A CEO’s strategic focus is key to where the business has been and where it is going. Investors take interest in companies that have a vision for future growth based on a well-developed industry expertise. Note that investors value specialists, and a CEO’s strategy needs to be rooted in that industry expertise. The CEO and company must have a proven program to manage product development, customer relationships, and intellectual property, creating appropriate barriers to current and future competition. In short, the CEO and company strategy will be of primary interest to an investor.

From an equity or debt fund’s perspective, it is not difficult to assess a CEO’s focus. An executive’s business plan is the first place to start. That plan should include a description of where the company has been and where it is headed, including products and addressable markets. It should be clear to the investor how the CEO has driven the company’s success through his/her strategy. An evaluation of the company’s historic and forecast financial performance provides the true test.

Confidence

When investors first meet a CEO, they expect to hear a cohesive description of the business, it’s history, and it’s outlook. And, investors want to hear this from a confident and articulate CEO. Demonstrating passion about the business and a sense of urgency around its growth opportunities are critical. In a recent interview, Adam Bryant of the New York Times told Knowledge@Wharton that “Passion and curiosity … really refers to a deep sense of engagement with the world – a questioning mind.” Confidence can be further communicated through examples of the CEO’s historic persistence in achieving the best possible results for the company.

Many CEOs find it natural to be passionate about their business and it’s value. Their confidence, however, needs to extend to the persuasive when discussing their outlook for the business, innovation, product, and/or market. Investors are listening for this “reasoned confidence” that indicates that the business and it’s CEO are worthy of their time and investment. Of course, investors are also looking for financial results that support the CEO’s confidence.

Integrity

This term is often overused when employed as a synonym for “honesty” but, in the absence of honesty, an investor faces a risk of fraud. Fraud is one of those risks that is sometimes difficult to identify, even with the use of due diligence techniques such as background checks, personal references, and thorough financial analysis. So, honesty is a critical part of integrity, but other aspects are equally important.

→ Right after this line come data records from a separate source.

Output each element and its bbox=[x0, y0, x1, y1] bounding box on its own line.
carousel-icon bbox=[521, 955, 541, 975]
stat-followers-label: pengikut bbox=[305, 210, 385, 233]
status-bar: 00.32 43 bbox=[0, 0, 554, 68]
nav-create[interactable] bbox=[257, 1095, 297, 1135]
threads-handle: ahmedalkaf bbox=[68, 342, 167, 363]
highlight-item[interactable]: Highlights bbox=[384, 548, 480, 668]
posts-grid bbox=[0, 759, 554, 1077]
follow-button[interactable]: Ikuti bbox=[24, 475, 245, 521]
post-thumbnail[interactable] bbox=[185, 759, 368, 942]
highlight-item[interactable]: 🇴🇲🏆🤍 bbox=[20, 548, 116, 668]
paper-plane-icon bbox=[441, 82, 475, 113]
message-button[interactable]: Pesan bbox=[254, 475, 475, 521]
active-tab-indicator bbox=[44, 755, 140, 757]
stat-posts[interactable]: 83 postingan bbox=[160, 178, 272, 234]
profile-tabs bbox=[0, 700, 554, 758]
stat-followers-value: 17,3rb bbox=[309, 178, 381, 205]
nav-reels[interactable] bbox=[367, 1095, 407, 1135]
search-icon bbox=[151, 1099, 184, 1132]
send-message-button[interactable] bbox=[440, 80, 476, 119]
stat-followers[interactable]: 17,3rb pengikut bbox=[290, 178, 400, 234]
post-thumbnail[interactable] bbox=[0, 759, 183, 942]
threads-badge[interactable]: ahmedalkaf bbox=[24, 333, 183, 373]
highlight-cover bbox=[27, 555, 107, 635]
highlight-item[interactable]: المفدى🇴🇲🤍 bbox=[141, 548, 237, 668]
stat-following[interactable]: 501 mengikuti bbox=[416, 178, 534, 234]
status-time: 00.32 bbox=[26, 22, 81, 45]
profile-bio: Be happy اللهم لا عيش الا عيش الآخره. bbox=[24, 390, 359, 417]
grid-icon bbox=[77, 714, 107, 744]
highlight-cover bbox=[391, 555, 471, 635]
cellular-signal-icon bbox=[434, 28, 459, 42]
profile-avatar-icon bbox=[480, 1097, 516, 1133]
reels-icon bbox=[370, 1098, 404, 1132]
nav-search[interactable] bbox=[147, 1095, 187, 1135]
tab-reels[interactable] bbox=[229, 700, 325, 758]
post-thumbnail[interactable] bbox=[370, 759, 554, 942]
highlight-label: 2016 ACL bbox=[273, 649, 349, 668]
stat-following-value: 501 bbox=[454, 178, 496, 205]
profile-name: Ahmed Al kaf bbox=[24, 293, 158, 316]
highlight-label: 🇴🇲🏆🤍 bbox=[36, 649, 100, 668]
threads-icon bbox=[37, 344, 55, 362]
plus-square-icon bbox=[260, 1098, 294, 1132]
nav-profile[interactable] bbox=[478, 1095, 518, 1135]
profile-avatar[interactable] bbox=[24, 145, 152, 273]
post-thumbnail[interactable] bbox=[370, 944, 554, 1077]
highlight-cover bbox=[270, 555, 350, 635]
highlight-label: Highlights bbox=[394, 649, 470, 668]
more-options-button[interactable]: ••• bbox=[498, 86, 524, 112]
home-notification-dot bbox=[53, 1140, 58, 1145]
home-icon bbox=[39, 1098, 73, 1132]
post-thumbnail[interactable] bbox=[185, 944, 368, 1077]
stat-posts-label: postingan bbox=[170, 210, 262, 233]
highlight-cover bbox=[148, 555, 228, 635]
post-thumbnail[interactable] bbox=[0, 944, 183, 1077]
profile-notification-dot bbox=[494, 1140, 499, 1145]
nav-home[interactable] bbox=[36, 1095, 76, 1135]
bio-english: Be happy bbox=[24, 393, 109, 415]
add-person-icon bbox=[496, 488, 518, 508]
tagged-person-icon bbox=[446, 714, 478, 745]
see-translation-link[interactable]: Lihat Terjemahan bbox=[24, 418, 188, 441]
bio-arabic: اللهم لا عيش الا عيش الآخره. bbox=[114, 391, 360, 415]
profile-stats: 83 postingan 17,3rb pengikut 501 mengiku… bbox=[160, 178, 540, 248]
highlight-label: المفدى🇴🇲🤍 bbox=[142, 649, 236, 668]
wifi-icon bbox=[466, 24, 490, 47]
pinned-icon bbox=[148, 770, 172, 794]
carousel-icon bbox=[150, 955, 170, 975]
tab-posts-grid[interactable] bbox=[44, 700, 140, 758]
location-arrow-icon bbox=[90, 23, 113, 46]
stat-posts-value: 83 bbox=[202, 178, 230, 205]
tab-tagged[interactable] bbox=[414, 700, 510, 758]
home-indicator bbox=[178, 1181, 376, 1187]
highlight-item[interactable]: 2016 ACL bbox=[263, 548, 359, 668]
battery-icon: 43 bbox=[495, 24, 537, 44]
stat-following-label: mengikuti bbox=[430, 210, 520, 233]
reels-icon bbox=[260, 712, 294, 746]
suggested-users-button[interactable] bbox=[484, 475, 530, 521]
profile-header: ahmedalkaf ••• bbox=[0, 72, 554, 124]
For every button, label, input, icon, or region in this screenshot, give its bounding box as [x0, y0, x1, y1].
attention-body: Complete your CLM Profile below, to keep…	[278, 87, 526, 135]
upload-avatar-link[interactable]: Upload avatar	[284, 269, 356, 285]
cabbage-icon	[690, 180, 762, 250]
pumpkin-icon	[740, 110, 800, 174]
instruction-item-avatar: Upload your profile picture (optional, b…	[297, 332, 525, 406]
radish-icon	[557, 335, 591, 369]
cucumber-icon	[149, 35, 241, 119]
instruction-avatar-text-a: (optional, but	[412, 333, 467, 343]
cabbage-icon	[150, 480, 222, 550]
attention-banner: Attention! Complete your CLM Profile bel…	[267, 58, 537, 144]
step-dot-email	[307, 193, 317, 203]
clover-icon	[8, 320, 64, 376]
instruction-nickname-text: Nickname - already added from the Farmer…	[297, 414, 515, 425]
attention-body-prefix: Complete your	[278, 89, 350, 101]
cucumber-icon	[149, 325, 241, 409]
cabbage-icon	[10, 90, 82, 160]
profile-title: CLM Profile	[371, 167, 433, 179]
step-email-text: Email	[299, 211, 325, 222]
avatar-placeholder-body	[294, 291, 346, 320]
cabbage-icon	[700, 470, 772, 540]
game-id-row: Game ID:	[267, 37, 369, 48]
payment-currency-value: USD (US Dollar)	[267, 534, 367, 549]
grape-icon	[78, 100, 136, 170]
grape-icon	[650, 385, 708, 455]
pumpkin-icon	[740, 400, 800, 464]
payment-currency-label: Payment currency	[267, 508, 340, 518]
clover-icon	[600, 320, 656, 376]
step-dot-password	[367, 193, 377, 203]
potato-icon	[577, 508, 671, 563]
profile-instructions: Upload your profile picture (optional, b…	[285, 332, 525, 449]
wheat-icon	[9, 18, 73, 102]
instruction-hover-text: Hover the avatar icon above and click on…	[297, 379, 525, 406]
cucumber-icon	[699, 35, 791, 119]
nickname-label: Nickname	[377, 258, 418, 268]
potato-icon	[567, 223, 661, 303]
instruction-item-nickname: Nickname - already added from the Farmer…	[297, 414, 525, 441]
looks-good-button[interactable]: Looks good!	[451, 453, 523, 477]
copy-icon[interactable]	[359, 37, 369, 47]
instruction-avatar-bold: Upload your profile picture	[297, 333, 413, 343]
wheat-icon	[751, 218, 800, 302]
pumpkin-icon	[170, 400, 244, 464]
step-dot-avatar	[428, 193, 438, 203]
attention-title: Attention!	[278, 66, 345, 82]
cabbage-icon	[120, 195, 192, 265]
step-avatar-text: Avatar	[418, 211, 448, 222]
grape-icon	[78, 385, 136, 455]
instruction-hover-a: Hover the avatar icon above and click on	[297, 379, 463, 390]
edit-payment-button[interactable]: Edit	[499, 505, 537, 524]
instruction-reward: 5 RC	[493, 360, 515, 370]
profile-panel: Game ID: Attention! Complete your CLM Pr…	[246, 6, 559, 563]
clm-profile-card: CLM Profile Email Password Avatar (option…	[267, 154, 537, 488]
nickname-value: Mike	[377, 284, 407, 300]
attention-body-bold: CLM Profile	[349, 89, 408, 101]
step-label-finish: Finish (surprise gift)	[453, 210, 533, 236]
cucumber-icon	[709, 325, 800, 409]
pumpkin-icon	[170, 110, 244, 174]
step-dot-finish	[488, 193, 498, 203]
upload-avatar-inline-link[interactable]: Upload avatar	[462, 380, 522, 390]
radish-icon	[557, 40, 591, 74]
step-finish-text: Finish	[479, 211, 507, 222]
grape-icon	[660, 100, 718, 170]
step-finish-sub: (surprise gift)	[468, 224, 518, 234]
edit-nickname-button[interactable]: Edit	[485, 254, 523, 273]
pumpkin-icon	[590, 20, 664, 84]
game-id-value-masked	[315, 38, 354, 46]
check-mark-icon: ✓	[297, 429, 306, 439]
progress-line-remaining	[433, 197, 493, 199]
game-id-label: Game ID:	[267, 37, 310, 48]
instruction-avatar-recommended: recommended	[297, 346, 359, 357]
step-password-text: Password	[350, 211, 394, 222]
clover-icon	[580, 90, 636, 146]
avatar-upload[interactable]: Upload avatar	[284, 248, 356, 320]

For us, the trait more importantly involves applying a sense of “what’s right” in dealing with stakeholders fairly and transparently. This will include employees, customers and, broadly speaking, suppliers (including capital sources). When a CEO manages a company with integrity and demands the same from his team, the business has the ability to operate at peak efficiency under the leadership of the CEO and the culture he or she has established.

Even if the CEO leaves the organization in a merger or acquisition, the new management or investor can take comfort that the organization has an established culture of integrity. And, it’s not difficult to diligence the level of integrity in an organization, through background checks as well as interviews with both internal and external stakeholders.

Needless to say, these three general categories of characteristics are among many possessed by successful CEOs. What an investor is seeking will depend on its industry expertise and charter.